E ai do estabelecimento que não cumprir a oferta. “Eu não deixo mais passar nem R$ 0,20. Quando chego no caixa, fico ali de olho e até brigar no supermercado eu brigo, se eles não cumprirem o valor que anunciaram”. Com estas estratégias, Araní conseguiu reduzir os gastos com supermercado em quase 40%. “Se antes eu gastava R$ 400, hoje isso não passa de R$ 250. Aprendi a gastar só o que tenho, sem ter que ficar com dor de cabeça depois ou ver a minha pressão subindo”.  

A Kantar Worldpanel identificou também que itens como a manteiga - que nem mesmo Araní quis abrir mão - não saíram da lista de compras.
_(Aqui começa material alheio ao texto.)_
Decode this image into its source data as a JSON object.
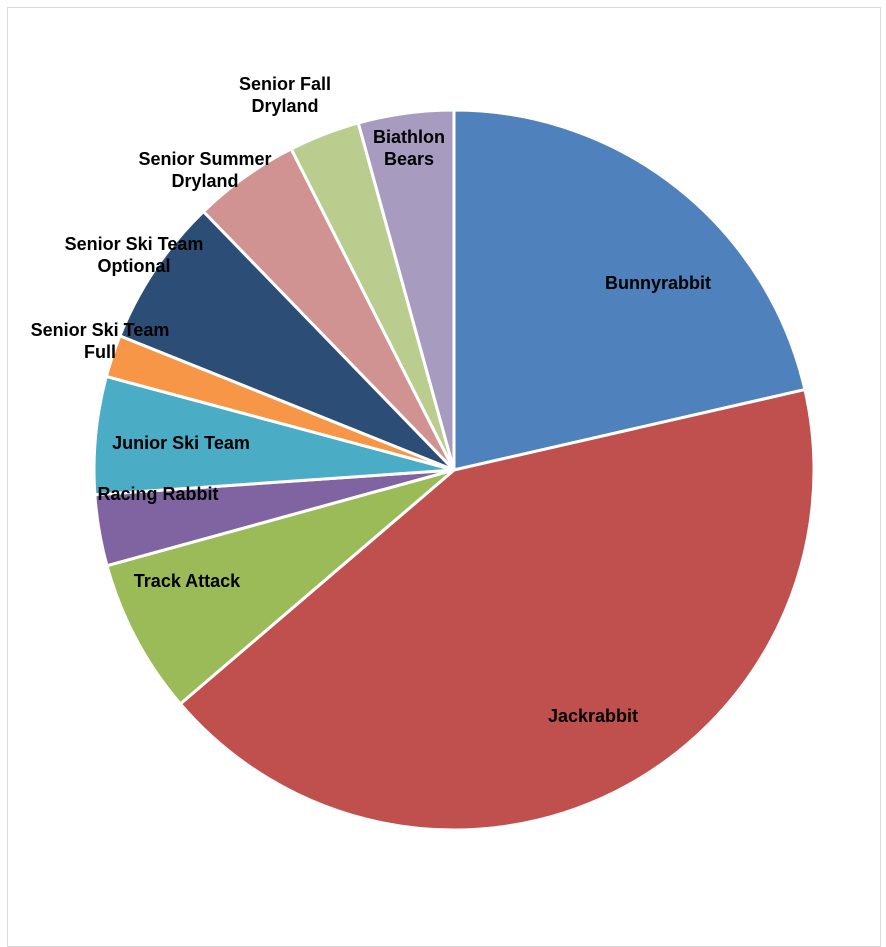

O iogurte e achocolatado em pó voltaram para dispensa, mas o detergente líquido para roupa continua sendo racionalizado (veja mais itens abaixo). De acordo com a diretora de Marketing & Training da consultoria, as escolhas “inteligentes” com melhor custo benefício foram essenciais para que os consumidores mantivessem o consumo de alguns produtos. “Para isso, eles contaram com as opções oferecidas pela indústria e varejo: embalagens econômicas e de menor preço por quilo, mais simples, ou com refil, além das promoções”, explica Maria.      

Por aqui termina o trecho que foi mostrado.